Vom „Marina Port“ zum MC Karlsruhe

08.September 2021        Tag 33

Im großen Altrhein, dem Port d´Offendorf, lagen wir sehr schön beim „Marina Port“ und entschlossen uns spontan einen Tag anzuhängen. Mit unseren Klappis konnten wir zum Einkaufen fahren. Das allerdings gestaltete sich etwas abenteuerlich. Die Marina liegt ziemlich abseits, daher sehr schön und ruhig im Grünen, aber zum Einkaufen fährt man locker mal 10 Kilometer. Unser Navi tat sein Bestes um uns mitten durch den Wald zu schicken. Wir mussten die Schleuse Gambsheim überqueren, damit auch die Grenze nach Deutschland. Damit wurde das Fahrradfahren nicht ganz ungefährlich, wir befanden uns auf einer vielbefahrenen Straße mit hohem LKW Verkehr und plötzlich hörte der Radweg auf. Uns blieb nichts anderes übrig als schnellstens die Brücke zu überqueren und in eine Seitenstraße einzubiegen, in der auch gleich der Lidl war.

Zum Glück kamen wir auch zurück ohne Unfall, aber mit vollbepacktem Rucksack und auf den Gepäckträger geschnallten Getränken. Wir freuten uns mal wieder mit frischem Gemüse und Fleisch kochen zu können, dafür hatte sich das Abenteuer gelohnt.

Am nächsten Morgen erreichten wir schon gegen 10 Uhr die Schleuse in Iffezheim, unsere Letzte auf dieser Tour. Ohne Wartezeit durften wir ganz alleine in die riesige Schleusenkammer und noch einmal den Luxus von Schwimmpollern genießen.

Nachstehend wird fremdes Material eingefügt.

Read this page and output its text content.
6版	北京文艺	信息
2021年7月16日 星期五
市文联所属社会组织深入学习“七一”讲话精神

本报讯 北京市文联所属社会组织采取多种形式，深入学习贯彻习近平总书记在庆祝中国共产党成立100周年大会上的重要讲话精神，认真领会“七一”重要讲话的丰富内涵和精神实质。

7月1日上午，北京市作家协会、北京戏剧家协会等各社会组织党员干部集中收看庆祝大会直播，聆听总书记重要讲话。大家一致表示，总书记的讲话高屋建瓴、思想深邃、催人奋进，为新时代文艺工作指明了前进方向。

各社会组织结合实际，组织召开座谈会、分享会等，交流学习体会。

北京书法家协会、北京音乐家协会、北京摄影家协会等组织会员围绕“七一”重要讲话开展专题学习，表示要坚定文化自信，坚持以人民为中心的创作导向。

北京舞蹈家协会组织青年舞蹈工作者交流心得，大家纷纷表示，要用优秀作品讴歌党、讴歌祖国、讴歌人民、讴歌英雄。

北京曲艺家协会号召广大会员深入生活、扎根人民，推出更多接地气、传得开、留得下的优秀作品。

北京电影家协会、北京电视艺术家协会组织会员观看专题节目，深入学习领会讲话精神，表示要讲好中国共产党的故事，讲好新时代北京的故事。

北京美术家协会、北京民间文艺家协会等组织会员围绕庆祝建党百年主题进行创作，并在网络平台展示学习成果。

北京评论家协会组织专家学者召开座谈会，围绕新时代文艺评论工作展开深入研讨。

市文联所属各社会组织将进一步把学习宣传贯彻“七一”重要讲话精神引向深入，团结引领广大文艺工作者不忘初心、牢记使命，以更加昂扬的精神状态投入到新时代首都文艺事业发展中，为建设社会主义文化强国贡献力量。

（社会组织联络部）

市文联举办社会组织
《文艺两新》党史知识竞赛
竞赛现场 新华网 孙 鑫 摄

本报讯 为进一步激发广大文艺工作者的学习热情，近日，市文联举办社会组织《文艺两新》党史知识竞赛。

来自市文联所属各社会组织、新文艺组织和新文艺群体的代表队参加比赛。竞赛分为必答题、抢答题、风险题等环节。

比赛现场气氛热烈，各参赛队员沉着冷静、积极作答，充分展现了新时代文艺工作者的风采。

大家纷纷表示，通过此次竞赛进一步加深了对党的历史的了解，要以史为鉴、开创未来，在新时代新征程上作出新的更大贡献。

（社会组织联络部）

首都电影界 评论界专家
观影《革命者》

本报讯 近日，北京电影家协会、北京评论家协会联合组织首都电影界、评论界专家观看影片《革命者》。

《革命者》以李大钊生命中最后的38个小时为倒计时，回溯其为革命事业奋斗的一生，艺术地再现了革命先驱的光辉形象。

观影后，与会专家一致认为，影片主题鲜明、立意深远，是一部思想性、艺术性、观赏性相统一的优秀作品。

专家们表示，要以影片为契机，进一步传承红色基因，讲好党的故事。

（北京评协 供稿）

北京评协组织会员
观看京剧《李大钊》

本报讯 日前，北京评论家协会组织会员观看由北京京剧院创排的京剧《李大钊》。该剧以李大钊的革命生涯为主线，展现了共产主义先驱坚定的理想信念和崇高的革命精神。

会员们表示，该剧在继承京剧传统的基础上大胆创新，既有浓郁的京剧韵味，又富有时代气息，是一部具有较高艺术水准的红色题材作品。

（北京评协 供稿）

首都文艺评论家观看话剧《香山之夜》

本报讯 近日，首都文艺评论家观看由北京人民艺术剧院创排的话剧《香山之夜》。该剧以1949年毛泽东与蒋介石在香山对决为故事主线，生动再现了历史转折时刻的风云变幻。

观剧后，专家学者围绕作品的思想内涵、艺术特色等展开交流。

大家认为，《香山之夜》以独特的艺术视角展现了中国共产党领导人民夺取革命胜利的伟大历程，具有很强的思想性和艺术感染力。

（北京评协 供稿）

Weiter ging es den Rhein hinunter der nach der Schleuse mit sehr viel Strömung floss. Beim Betrachten dieser Kraft und dem Rückblick auf die hinter uns liegenden 87 Schleusen fiel eine Planänderung: wieder würden nächstes Jahr wieder den Rhein runter bis ins Ijsselmeer fahren. Der englische Kanal kam mir plötzlich gar nicht mehr so furchtbar vor. Wir würden sehen, aber hier wieder gegen den Strom zu fahren wollten wir weder uns noch unserem Boot antun.

Gegen Mittag lagen wir am Steg des MC Karlsruhe fest.